The Act Review: Hulu Is Serving Up An Even Scarier Sharp Objects

Photo: Courtesy of Hulu.
“Sleepy baby.” Two words that appear less than 10 minutes into Hulu's The Act — and two words that promise we’re about to see the soul sibling to HBO’s unshakable Sharp Objects. The first connection is obvious: The phrase is scrawled on a pill bottle this is part of a legion of suspicious medications Dee Dee Blanchard (Patricia Arquette) uses to dose her allegedly ill daughter, Gypsy Rose Blanchard (Joey King, eviscerating her child star roots). This is a prescription pill closet Adora Preaker-Crellin (a fearsome Patricia Clarkson), peddler of rat poison and tranquilizers, would approve of.
However, the link goes deeper than Dee Dee’s obviously nefarious horde of sleeping pills and mystery meds. “Sleepy baby,” like “Baby” and “Girl” hidden throughout Sharp Objects, is a phrase that should be an infantile murmur. Here in the Blanchards' Missouri “castle” and in the Preaker's home of Wind Gap, these innocuous words are dripping with menace.
What sets the The Blanchards’ world apart from the Preaker-Crellins is that The Act is missing the surface-level glamour purposefully radiating from Adora’s towering manor of horrors. Those inescapable claws of harsh reality make the new Hulu true crime drama so very terrifying.
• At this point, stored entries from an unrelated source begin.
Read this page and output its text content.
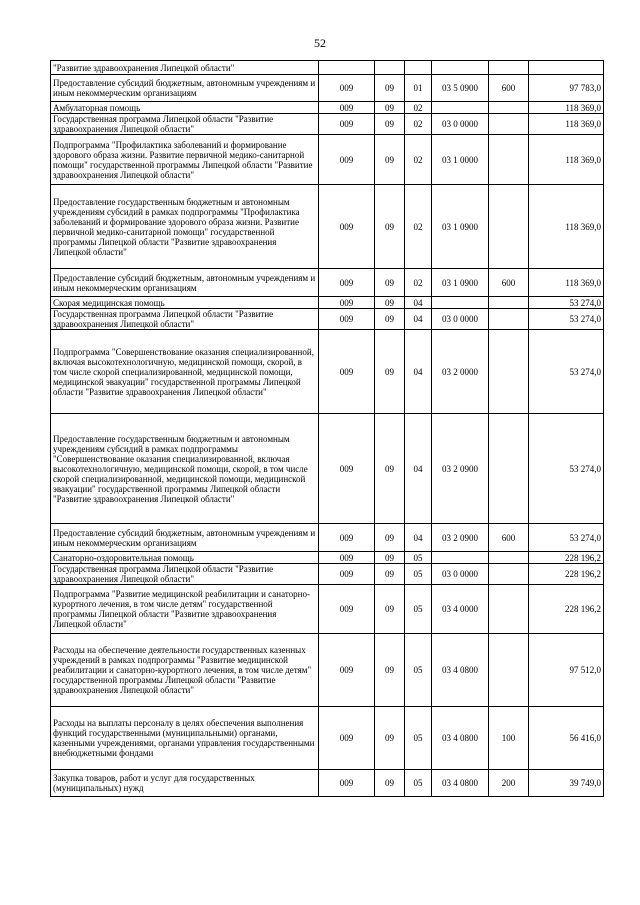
52
"Развитие здравоохранения Липецкой области"						
Предоставление субсидий бюджетным, автономным учреждениям и иным некоммерческим организациям	009	09	01	03 5 0900	600	97 783,0
Амбулаторная помощь	009	09	02			118 369,0
Государственная программа Липецкой области "Развитие здравоохранения Липецкой области"	009	09	02	03 0 0000		118 369,0
Подпрограмма "Профилактика заболеваний и формирование здорового образа жизни. Развитие первичной медико-санитарной помощи" государственной программы Липецкой области "Развитие здравоохранения Липецкой области"	009	09	02	03 1 0000		118 369,0
Предоставление государственным бюджетным и автономным учреждениям субсидий в рамках подпрограммы "Профилактика заболеваний и формирование здорового образа жизни. Развитие первичной медико-санитарной помощи" государственной программы Липецкой области "Развитие здравоохранения Липецкой области"	009	09	02	03 1 0900		118 369,0
Предоставление субсидий бюджетным, автономным учреждениям и иным некоммерческим организациям	009	09	02	03 1 0900	600	118 369,0
Скорая медицинская помощь	009	09	04			53 274,0
Государственная программа Липецкой области "Развитие здравоохранения Липецкой области"	009	09	04	03 0 0000		53 274,0
Подпрограмма "Совершенствование оказания специализированной, включая высокотехнологичную, медицинской помощи, скорой, в том числе скорой специализированной, медицинской помощи, медицинской эвакуации" государственной программы Липецкой области "Развитие здравоохранения Липецкой области"	009	09	04	03 2 0000		53 274,0
Предоставление государственным бюджетным и автономным учреждениям субсидий в рамках подпрограммы "Совершенствование оказания специализированной, включая высокотехнологичную, медицинской помощи, скорой, в том числе скорой специализированной, медицинской помощи, медицинской эвакуации" государственной программы Липецкой области "Развитие здравоохранения Липецкой области"	009	09	04	03 2 0900		53 274,0
Предоставление субсидий бюджетным, автономным учреждениям и иным некоммерческим организациям	009	09	04	03 2 0900	600	53 274,0
Санаторно-оздоровительная помощь	009	09	05			228 196,2
Государственная программа Липецкой области "Развитие здравоохранения Липецкой области"	009	09	05	03 0 0000		228 196,2
Подпрограмма "Развитие медицинской реабилитации и санаторно-курортного лечения, в том числе детям" государственной программы Липецкой области "Развитие здравоохранения Липецкой области"	009	09	05	03 4 0000		228 196,2
Расходы на обеспечение деятельности государственных казенных учреждений в рамках подпрограммы "Развитие медицинской реабилитации и санаторно-курортного лечения, в том числе детям" государственной программы Липецкой области "Развитие здравоохранения Липецкой области"	009	09	05	03 4 0800		97 512,0
Расходы на выплаты персоналу в целях обеспечения выполнения функций государственными (муниципальными) органами, казенными учреждениями, органами управления государственными внебюджетными фондами	009	09	05	03 4 0800	100	56 416,0
Закупка товаров, работ и услуг для государственных (муниципальных) нужд	009	09	05	03 4 0800	200	39 749,0
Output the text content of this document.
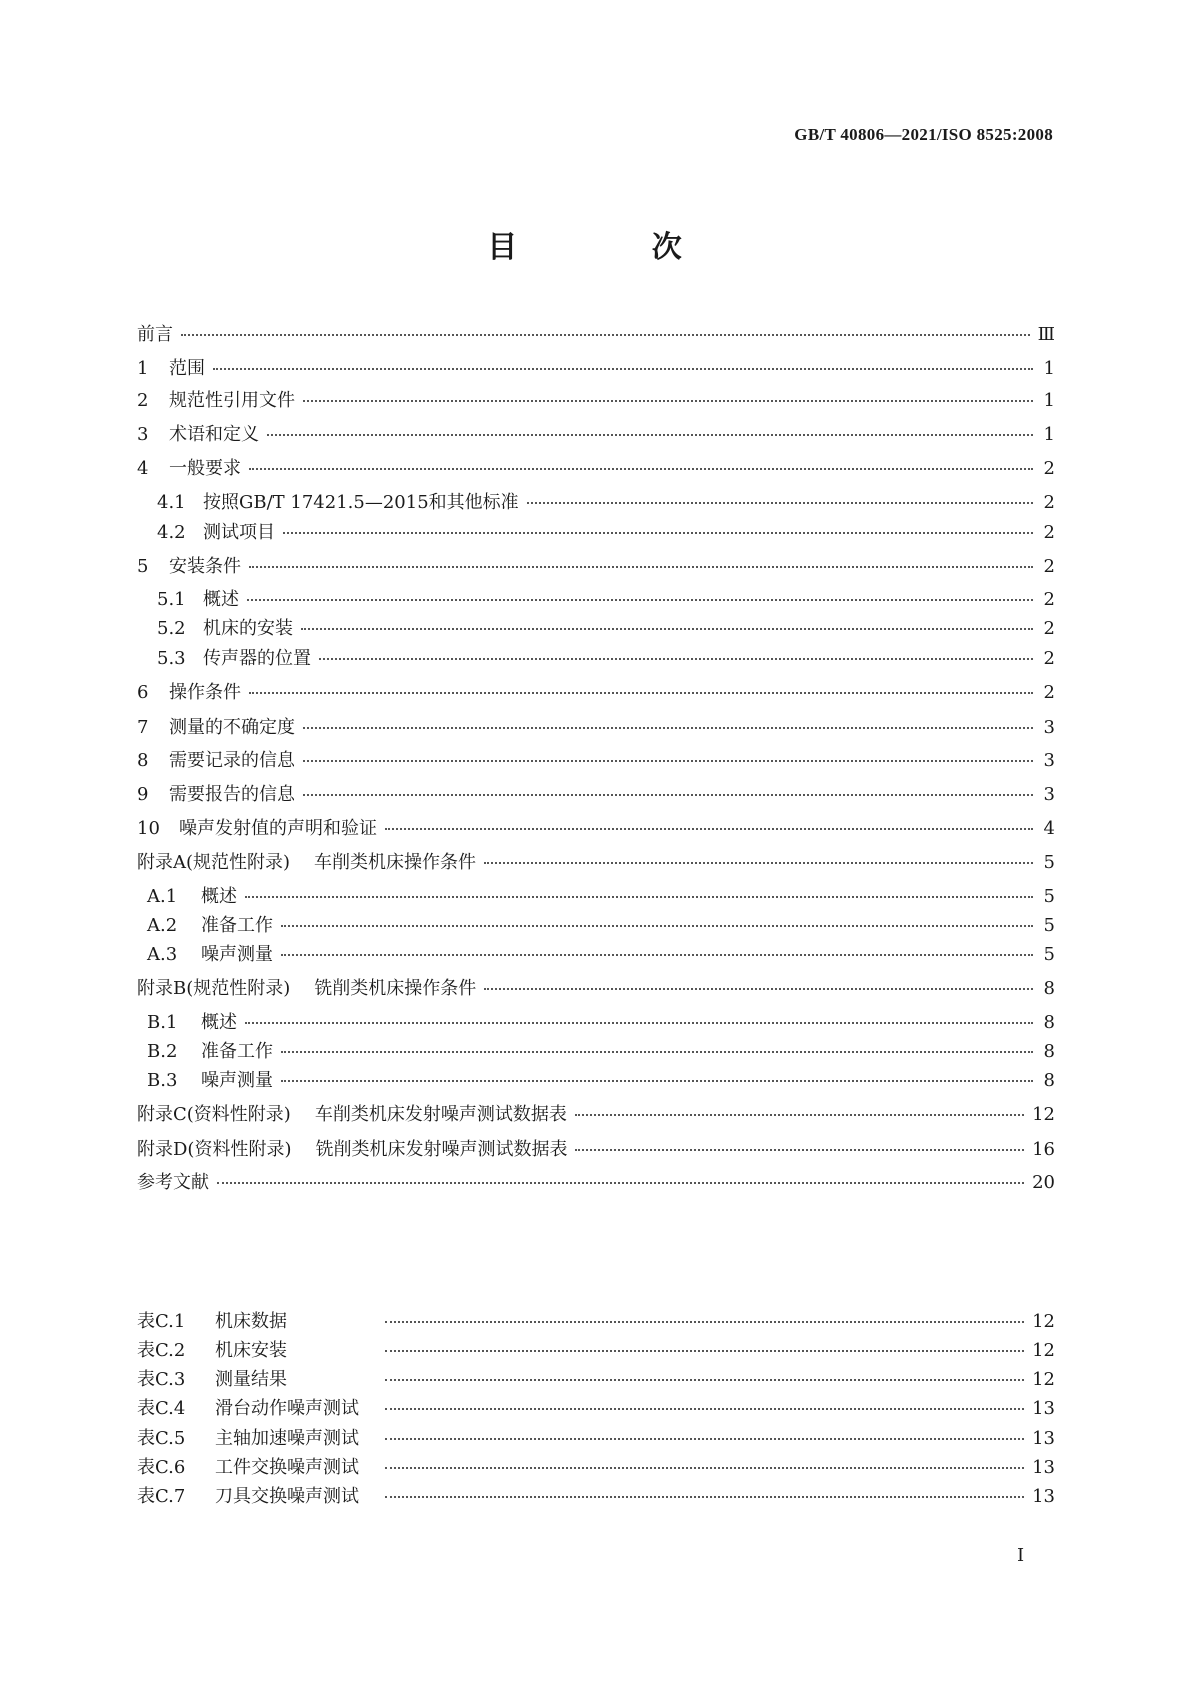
GB/T 40806—2021/ISO 8525:2008
目 次
前言	Ⅲ
1	范围	1
2	规范性引用文件	1
3	术语和定义	1
4	一般要求	2
4.1 按照GB/T 17421.5—2015和其他标准	2
4.2 测试项目	2
5	安装条件	2
5.1 概述	2
5.2 机床的安装	2
5.3 传声器的位置	2
6	操作条件	2
7	测量的不确定度	3
8	需要记录的信息	3
9	需要报告的信息	3
10	噪声发射值的声明和验证	4
附录A(规范性附录) 车削类机床操作条件	5
A.1	概述	5
A.2	准备工作	5
A.3	噪声测量	5
附录B(规范性附录) 铣削类机床操作条件	8
B.1	概述	8
B.2	准备工作	8
B.3	噪声测量	8
附录C(资料性附录) 车削类机床发射噪声测试数据表	12
附录D(资料性附录) 铣削类机床发射噪声测试数据表	16
参考文献	20
表C.1	机床数据	12
表C.2	机床安装	12
表C.3	测量结果	12
表C.4	滑台动作噪声测试	13
表C.5	主轴加速噪声测试	13
表C.6	工件交换噪声测试	13
表C.7	刀具交换噪声测试	13
I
Like countless prestige series before it, The Act begins with a fatal mystery. Is Dee Dee Blanchard, whom we haven’t seen yet, dead, as her neighbors (AnnaSophia Robb and Chloë Sevigny) believe she is? Has her sick daughter Gypsy Rose really been abducted? The trick of the eight-part series is figuring out the answers to these questions, and what could have led these women to such terrible fates. Especially since the Blanchards appear to be living a beautiful, loving life when we meet them in the second scene of the series, which takes place seven years before the foreboding cold open.
Of course, Twitter, Buzzfeed, and HBO’s documentary arm have all investigated the details of the real-life Blanchards. But The Act is even more engrossing if you uncover the disturbing familial twists as you go.
And there are so many twists to find as you watch The Act unspool Dee Dee and Gypsy’s lives (an episode-ending title card reminds viewers this is technically a dramatized version of events). There’s the matter of Gypsy’s health. Dee Dee claims her wheelchair-using daughter has a history of cancer, life-threatening over-salivation, muscular dystrophy, and mental disabilities, among many other medical conditions. But does she? At all? And how much does Gypsy know of her own nonexistent conditions? Also, how old is she, anyway?
Eventually it becomes very clear that Dee Dee, like her real-life inspiration, is probably suffering from Munchausen Syndrome By Proxy (MSPD), a mental illness where a caregiver either fabricates or induces an illness in someone under their care. By caring for that “ill” individual, the caregiver attains attention or favor from their community and doctors.
Dee Dee forces Gypsy to look as ill as possible. She shaves her daughter’s hair, convincing Gypsy inevitable baldness is a symptom of her supposed diseases. Because Dee Dee had her daughter's salivary glands removed, Gypsy has a permanent dry mouth that wreaks dental havoc. The teen is forced into clothing made for a girl much younger than she, reinforcing the idea she is her momma’s “baby.” The tension between Dee Dee’s hope to maintain her daughter’s childlike status quo forever and Gypsy’s desire to grow towards womanhood creates a nail-biting battle of wills.
While Dee Dee may be inflicting abuse on her daughter, she cannot escape the ravages of this situation either. One of The Act’s most affecting choices is showing how Dee Dee’s self-made trap ravages her own aging body. Her hair — originally a mass of well-kept brunette waves — grays, frizzes, and grows into an unmanageable tangle. Her skin goes sallow and her ankles swell. At an early point in the series, when the tragedy of the Blanchards could possibly be avoided, Dee Dee looks absolutely baffled when a prospective suitor (Dean Norris) suggests a more independent lifestyle for the single mom. It’s a reminder Dee Dee’s disease is ruining her chance at happiness along with her child's wellbeing.
With The Act, the darkness and countless questions associated with MSPD stares you right in the face. In Sharp, the reasons for Adora’s abuse and Amma’s acceptance of it have neat answers (both tie into a desperate desire for their mother’s love). But in reality, mental illness and the ways it colors incomprehensible choices rarely has such easy, tidy resolutions.
The Act understands this fact at a painful level, and leaves you gasping from the results.